Analgésicos seriam porta de entrada para outras drogas

Uso de remédios desse tipo alterou o panorama do vício e da recaída

iG Minas Gerais | Benedict Carey |

Ator. Philip Seymour Hoffman, que morreu no mês passado, teria largado a heroína há mais de 20 anos e estaria lutando contra  analgésicos
Jordan Strauss
Ator. Philip Seymour Hoffman, que morreu no mês passado, teria largado a heroína há mais de 20 anos e estaria lutando contra analgésicos

Nova York, EUA. Nos Estados Unidos, a vida do viciado em heroína não é a mesma de 20 anos atrás, e o maior motivo é o que os médicos chamam de “heroína leve”: os opiáceos receitados.
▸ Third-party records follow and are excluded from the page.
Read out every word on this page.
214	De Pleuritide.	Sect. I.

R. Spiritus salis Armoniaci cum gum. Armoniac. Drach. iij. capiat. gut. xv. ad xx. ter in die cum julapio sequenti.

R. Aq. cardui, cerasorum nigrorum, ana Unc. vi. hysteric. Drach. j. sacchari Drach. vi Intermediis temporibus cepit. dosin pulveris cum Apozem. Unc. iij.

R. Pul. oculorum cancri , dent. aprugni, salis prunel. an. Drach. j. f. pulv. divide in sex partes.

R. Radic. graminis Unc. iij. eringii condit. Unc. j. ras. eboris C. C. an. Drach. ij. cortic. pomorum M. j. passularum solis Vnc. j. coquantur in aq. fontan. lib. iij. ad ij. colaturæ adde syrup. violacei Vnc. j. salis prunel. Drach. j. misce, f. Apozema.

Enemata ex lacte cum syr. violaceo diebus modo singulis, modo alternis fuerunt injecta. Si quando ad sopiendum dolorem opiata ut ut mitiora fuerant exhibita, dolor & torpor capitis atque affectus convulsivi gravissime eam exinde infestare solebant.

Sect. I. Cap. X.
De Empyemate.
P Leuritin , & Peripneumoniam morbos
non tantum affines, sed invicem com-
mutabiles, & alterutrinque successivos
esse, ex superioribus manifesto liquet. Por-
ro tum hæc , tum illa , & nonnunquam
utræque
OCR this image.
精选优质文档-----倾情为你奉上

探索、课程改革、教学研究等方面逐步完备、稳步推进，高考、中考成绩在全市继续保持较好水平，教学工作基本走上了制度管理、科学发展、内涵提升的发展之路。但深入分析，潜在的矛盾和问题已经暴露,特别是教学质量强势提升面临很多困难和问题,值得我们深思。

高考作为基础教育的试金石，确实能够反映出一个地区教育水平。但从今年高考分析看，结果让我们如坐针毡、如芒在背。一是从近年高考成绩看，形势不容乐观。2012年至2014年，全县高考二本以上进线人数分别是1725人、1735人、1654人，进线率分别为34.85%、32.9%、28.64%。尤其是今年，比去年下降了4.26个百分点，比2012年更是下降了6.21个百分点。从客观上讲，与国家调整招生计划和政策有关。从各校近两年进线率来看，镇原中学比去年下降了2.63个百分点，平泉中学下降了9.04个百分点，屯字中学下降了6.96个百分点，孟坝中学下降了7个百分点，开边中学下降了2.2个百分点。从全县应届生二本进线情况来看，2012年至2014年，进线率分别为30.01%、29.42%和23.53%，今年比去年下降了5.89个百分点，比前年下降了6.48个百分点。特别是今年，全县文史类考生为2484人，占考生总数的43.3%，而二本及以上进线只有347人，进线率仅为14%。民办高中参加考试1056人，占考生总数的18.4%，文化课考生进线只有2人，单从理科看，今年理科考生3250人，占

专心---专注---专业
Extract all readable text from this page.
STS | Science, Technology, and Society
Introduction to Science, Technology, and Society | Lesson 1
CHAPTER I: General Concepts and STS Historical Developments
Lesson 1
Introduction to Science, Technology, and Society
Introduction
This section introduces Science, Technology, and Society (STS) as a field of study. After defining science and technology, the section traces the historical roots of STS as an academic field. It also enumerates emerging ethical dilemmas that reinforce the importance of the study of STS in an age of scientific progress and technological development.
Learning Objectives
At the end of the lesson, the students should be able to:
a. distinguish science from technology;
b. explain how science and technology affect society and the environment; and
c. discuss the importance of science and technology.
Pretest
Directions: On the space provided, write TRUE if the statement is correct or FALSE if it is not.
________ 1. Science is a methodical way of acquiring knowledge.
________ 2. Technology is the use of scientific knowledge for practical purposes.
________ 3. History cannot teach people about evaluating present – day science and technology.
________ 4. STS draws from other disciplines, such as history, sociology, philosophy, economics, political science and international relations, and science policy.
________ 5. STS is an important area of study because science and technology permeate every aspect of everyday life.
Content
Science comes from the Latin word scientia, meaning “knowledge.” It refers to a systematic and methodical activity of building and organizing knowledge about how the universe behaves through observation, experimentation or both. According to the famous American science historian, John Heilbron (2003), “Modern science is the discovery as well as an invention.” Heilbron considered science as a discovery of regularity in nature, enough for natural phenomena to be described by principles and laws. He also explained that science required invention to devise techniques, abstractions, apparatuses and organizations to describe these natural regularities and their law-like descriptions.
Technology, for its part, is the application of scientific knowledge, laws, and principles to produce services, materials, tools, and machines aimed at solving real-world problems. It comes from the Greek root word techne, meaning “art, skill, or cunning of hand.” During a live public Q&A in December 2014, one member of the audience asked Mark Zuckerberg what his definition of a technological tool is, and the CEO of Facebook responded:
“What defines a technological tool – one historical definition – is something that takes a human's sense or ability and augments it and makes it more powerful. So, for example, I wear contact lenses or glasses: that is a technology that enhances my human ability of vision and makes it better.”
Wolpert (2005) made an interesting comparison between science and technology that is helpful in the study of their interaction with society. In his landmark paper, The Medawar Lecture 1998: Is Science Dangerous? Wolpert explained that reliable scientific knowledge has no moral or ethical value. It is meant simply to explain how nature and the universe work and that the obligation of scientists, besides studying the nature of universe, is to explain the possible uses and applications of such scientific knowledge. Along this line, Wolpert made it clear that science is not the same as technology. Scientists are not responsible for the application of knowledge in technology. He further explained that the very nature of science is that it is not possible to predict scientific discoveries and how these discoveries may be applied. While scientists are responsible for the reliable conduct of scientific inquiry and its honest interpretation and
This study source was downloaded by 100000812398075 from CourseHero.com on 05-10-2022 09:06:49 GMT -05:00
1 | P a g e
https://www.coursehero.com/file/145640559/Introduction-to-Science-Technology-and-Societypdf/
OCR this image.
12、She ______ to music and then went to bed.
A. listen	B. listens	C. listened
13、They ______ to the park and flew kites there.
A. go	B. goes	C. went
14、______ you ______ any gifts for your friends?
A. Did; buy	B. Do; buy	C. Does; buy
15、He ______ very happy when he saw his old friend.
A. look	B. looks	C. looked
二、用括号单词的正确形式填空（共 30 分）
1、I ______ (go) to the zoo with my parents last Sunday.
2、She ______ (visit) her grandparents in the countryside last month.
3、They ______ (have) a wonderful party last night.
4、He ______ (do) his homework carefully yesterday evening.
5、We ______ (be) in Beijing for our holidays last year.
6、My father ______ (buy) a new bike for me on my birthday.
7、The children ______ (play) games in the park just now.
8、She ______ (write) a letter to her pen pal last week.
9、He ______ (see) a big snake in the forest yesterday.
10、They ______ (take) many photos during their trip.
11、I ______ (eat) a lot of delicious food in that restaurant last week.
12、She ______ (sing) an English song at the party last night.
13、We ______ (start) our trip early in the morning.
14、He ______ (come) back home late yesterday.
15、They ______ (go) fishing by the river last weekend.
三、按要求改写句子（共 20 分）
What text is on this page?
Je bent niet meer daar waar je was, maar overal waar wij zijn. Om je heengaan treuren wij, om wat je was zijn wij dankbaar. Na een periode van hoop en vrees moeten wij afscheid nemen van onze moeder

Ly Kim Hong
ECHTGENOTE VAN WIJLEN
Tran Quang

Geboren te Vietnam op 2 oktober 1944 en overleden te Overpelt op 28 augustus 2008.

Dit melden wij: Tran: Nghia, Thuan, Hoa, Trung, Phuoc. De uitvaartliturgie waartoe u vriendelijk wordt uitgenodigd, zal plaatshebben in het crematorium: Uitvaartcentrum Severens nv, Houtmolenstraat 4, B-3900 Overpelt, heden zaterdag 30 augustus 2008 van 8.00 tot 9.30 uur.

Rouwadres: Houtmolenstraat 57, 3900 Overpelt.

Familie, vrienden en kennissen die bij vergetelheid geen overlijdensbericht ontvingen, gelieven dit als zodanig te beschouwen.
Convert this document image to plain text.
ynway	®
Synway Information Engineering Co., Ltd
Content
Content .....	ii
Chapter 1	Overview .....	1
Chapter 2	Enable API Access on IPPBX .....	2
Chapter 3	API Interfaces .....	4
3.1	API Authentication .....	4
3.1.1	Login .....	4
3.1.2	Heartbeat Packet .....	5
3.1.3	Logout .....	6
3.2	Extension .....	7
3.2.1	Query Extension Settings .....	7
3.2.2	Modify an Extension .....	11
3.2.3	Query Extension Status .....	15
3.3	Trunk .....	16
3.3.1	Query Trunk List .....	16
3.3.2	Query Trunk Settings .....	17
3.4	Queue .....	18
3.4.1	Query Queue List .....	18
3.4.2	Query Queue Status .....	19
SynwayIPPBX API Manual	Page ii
Tais medicamentos estão mais disponíveis do que nunca e são seguros para estimular um apetite que, quando formado, nunca desaparece por completo.  

O ator Philip Seymour Hoffman, que foi encontrado morto em seu apartamento em Nova York no dia 2 de fevereiro com uma agulha no braço, morreu de uma overdose acidental de drogas, afirmou o Instituto Médico Legal de Nova York no último dia 28. A causa da morte foi intoxicação aguda por drogas, incluindo heroína, cocaína, benzodiazepínicos e anfetaminas.

Todavia, o caso de Hoffman destaca algumas novas verdades sobre o vício e os vários riscos conhecidos de overdose.

O ator, que teria largado a heroína há mais de 20 anos, estaria lutando para dar um fim ao hábito de usar analgésicos receitados no ano passado. Especialistas em vício dizem que o uso de medicamentos como Vicodin, OxyContin e Oxicodona – todos opiáceos como a heroína – alterou o panorama do vício e da recaída de um jeito que afeta tanto os usuários atuais quanto os antigos.

“O usuário à moda antiga, anterior à década de 90, usava basicamente só heroína, e se não havia nada por perto, passava pela abstinência”, disse Stephen E. Lankenau, sociólogo da Universidade Drexel que pesquisou jovens viciados. Segundo ele, hoje em dia, os “usuários trocam e destrocam, passando para os comprimidos e voltando à heroína quando disponível e vice-versa. As duas opções se integraram”.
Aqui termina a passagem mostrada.